The process of making ALASKA IS A DRAG has been unwieldy, demanding, glamtastic and wildly fulfilling – just like a day in a fish cannery.

It all started from my own daydreams – while working in a cannery. I grew up as a mutt in Salt Lake City, Utah. I felt trapped and dreamed of living in Paris in the 20s or PARIS IS BURNING – somewhere else. Leo is very much me. But so are all the characters. I think we all can relate to the daily struggles and feeling stuck. Leo is a fighter and I like to think I am too.

When, I finally got out and moved to NYC, I performed in a drag sister act with a 7 foot tall black drag queen. Once, after a show, walking home dressed in matching fabulous outfits – we were attacked by two homophobic jerks. I’m a pacifist and a wimp and immediately cowered but my sister was fearless – she ran straight at them throwing hard punches and they ran away. She saved me. I asked her where she learned to fight like that and she said, “A girl picks up skills along the way.”

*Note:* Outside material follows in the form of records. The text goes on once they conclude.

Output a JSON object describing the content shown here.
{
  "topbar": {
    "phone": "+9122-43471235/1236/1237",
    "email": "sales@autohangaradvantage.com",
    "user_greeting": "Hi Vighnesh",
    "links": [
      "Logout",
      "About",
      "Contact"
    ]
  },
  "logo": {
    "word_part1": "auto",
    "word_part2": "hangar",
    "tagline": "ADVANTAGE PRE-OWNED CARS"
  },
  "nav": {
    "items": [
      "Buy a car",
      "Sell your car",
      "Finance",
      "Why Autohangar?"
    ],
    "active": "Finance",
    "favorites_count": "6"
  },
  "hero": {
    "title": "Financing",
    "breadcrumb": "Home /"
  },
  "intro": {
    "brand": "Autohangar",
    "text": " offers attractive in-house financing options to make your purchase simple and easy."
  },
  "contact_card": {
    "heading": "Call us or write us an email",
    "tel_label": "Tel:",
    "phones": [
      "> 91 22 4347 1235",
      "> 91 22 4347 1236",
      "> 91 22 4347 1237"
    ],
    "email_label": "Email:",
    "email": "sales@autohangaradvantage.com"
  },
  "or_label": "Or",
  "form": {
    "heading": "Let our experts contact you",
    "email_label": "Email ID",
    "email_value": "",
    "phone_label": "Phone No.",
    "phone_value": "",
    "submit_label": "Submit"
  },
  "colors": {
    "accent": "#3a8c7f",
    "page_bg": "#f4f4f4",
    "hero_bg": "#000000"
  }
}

On some level the film is the distillation of those memories, but when Martin, the actor who plays Leo and I met (he also stars in my short film), we talked a lot about his character and Martin felt that I had written him as a young man growing up in Philadelphia, there is so much of Martin in Leo. We discovered his drag persona together, with heaps of Grace Jones, David Bowie, Jimi Hendrix.

It’s more of an origin story that Hedwig, I wanted to explore the first time someone performs in front of an audience on stage. Throughout the film, Leo is drawing on that power, building inside of him. Drawing on the northern lights and memories of his mother and the strength of his sister.

I love the power of drag -– there’s great strength and energy in tapping into and subverting the norms. Leo is just learning to harness that power. I wanted to explore the collision of gender and the pageantry of boxers and drag queens.

Alaska seemed like the perfect setting for it, I spent a summer working in a fish cannery and Alaska is surreal and intense with the ethereal Northern Lights painting the sky, in stark contrast to the monotony of cannery life and the violence of isolation, where standing out in a crowd isn’t a good thing. I dove into the moments of where and how those worlds collide, intertwine and break away – the gay and the straight, the masculine and feminine, violence and non-violence, harsh reality and escapist fantasy.

I wanted the fights and the drag sequences to have overlapping elements and all occur in the real locations i.e.: the cannery or the makeshift gym, a woodsy path or the RV.

I’m drawn to and obsessed with the flamboyance and bravado of boxers and drag queens – they are the fun house mirrors of each other. One is wholly female and the other wholly male – in a way that doesn’t always exist in real life. The actors and I talked about the innate sensuality and vulnerability of two men boxing that informs the relationship of Kyle and Leo and later Declan and Leo. At its core, the film is about survival and friendship.

The feature script was developed through the Naked Angels Development program “Angels in Progress”. And was selected for labs at Sundance and Film Independent, IFP Narrative Lab — the short film was made as one of eight projects as a part of the prestigious AFI Directing Workshop for Women.